C’est donc des passants, du public, de nous que dépend la survie efficace de ces textes, qui nous relient aux passés pluriels sur lesquels s’édifie notre contemporain, tout en nous rappelant ce que contient aussi notre avenir – c’est-à-dire, notre mortalité (p. 535).

8Il y a des livres qui marquent, et celui de Claudie Bernard fait partie indubitablement de ceux-là. Vingt-cinq ans après (c’est presque un titre à la Dumas…), elle nous permet de rouvrir son essai avec de très nombreuses nouveautés, puisque, de 1996 à 2021, le roman historique a bénéficié d’études riches et variées (à l’instar de ce qu’elle dit de Richelieu (p. 380) qui doit beaucoup à l’excellente étude de Caroline Julliot5). Remarquons autre chose qui met alors en abyme toutes les réflexions de la troisième partie, car ce « Passé recomposé au XIXe siècle » nouvelle version est aussi un livre qui parle du présent, de notre présent, du XXIe siècle, de « cet historique [qui] ne cesse de s’étirer vers le contemporain : vers une Histoire du présent, fondée sur les témoignages directs et sur l’oralité » (dans l’épilogue). Cependant, les thématiques actuelles débitent davantage « des anamnèses privées, […] locales, minoritaires, jusque-là étouffées, et d’autant plus véhémentes qu’elles redoutent leur abolition » parce que ce même historique « s’enfonce dans des zones nébuleuses [et] se dissémine en micro-Histoire ». L’Histoire au XXIe siècle reste pourtant liée à la littérature, plus que l’on ne le pense, puisque les historiens actuels (Claudie Bernard montre ici l’étendue de ses lectures) ne rechignent pas à « faire de la littérature » et à « exploit[er] les virtualités » grâce à leurs savoirs historiques.
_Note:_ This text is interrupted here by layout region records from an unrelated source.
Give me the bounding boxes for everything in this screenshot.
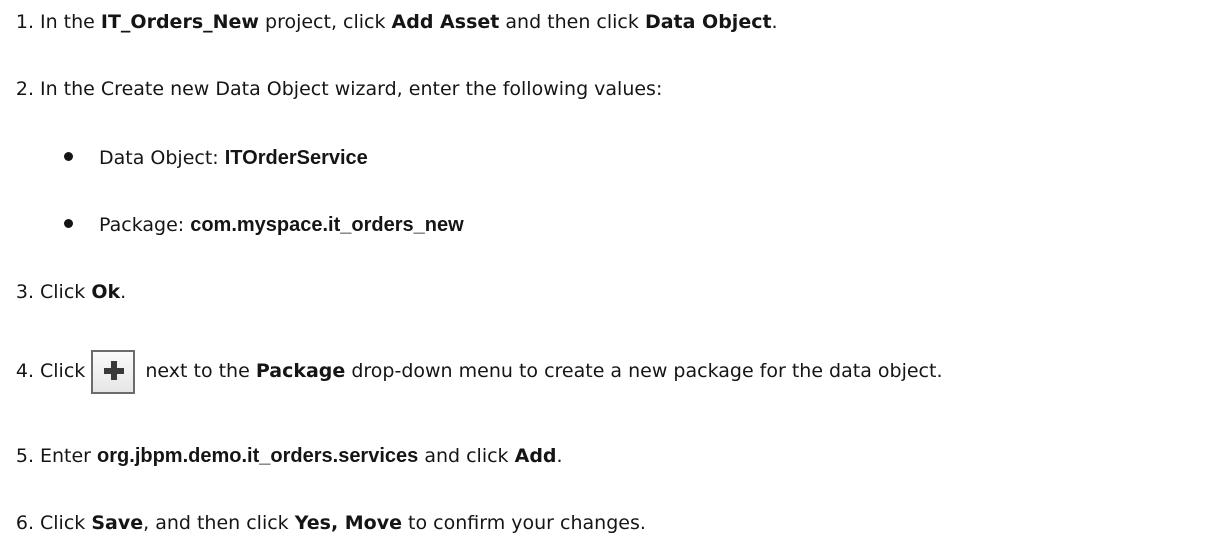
step-number: 6. [15, 512, 34, 534]
bullet-data-object: Data Object: ITOrderService [64, 146, 368, 170]
step-text: drop-down menu to create a new package f… [345, 360, 943, 382]
bullet-package: Package: com.myspace.it_orders_new [64, 213, 464, 237]
step-number: 4. [15, 360, 34, 382]
step-text: . [120, 281, 127, 303]
bullet-icon [64, 152, 73, 161]
step-text: . [771, 11, 778, 33]
add-label: Add [514, 445, 557, 467]
step-text: next to the [139, 360, 256, 382]
step-4: 4. Click next to the Package drop-down me… [0, 348, 942, 394]
step-number: 1. [15, 11, 34, 33]
bullet-value: ITOrderService [224, 147, 368, 169]
step-5: 5. Enter org.jbpm.demo.it_orders.services… [0, 444, 563, 468]
step-text: Click [40, 512, 92, 534]
bullet-label: Package: [99, 214, 191, 236]
step-text: In the [40, 11, 101, 33]
step-text: . [556, 445, 563, 467]
step-text: project, click [258, 11, 392, 33]
ok-label: Ok [91, 281, 121, 303]
step-number: 3. [15, 281, 34, 303]
step-number: 5. [15, 445, 34, 467]
yes-move-label: Yes, Move [294, 512, 403, 534]
step-text: and click [418, 445, 515, 467]
add-asset-label: Add Asset [391, 11, 500, 33]
project-name: IT_Orders_New [100, 11, 259, 33]
package-name: org.jbpm.demo.it_orders.services [97, 445, 419, 467]
data-object-label: Data Object [644, 11, 772, 33]
step-text: to confirm your changes. [402, 512, 646, 534]
save-label: Save [91, 512, 144, 534]
package-label: Package [255, 360, 346, 382]
step-3: 3. Click Ok. [0, 280, 126, 304]
step-text: and then click [499, 11, 645, 33]
step-6: 6. Click Save, and then click Yes, Move t… [0, 511, 646, 535]
bullet-icon [64, 219, 73, 228]
step-text: Click [40, 360, 92, 382]
step-text: In the Create new Data Object wizard, en… [40, 78, 663, 100]
step-number: 2. [15, 78, 34, 100]
step-text: Click [40, 281, 92, 303]
step-1: 1. In the IT_Orders_New project, click Ad… [0, 10, 778, 34]
step-2: 2. In the Create new Data Object wizard, … [0, 77, 663, 101]
bullet-value: com.myspace.it_orders_new [190, 214, 464, 236]
plus-icon [91, 350, 136, 394]
step-text: , and then click [143, 512, 295, 534]
bullet-label: Data Object: [99, 147, 225, 169]
step-text: Enter [40, 445, 98, 467]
L’on pourrait alors se poser la question de la survivance des romans historiques à notre époque. Gérard Gengembre (cité par Claudie Bernard, p. 544) tranche : nous sommes au carrefour d’un « moment littéraire de l’histoire » et d’un « moment historien du roman6 ». Ils survivront, incontestablement, répond la critique. Le genre et ses sous-genres ont alors encore un bel avenir, parce que, conclut-elle : les romans historiques d’hier et d’aujourd’hui « négocie[nt] un passé que les discours n’en finissent jamais de définir, et dont la recomposition est toujours une autre H/histoire » (p. 567).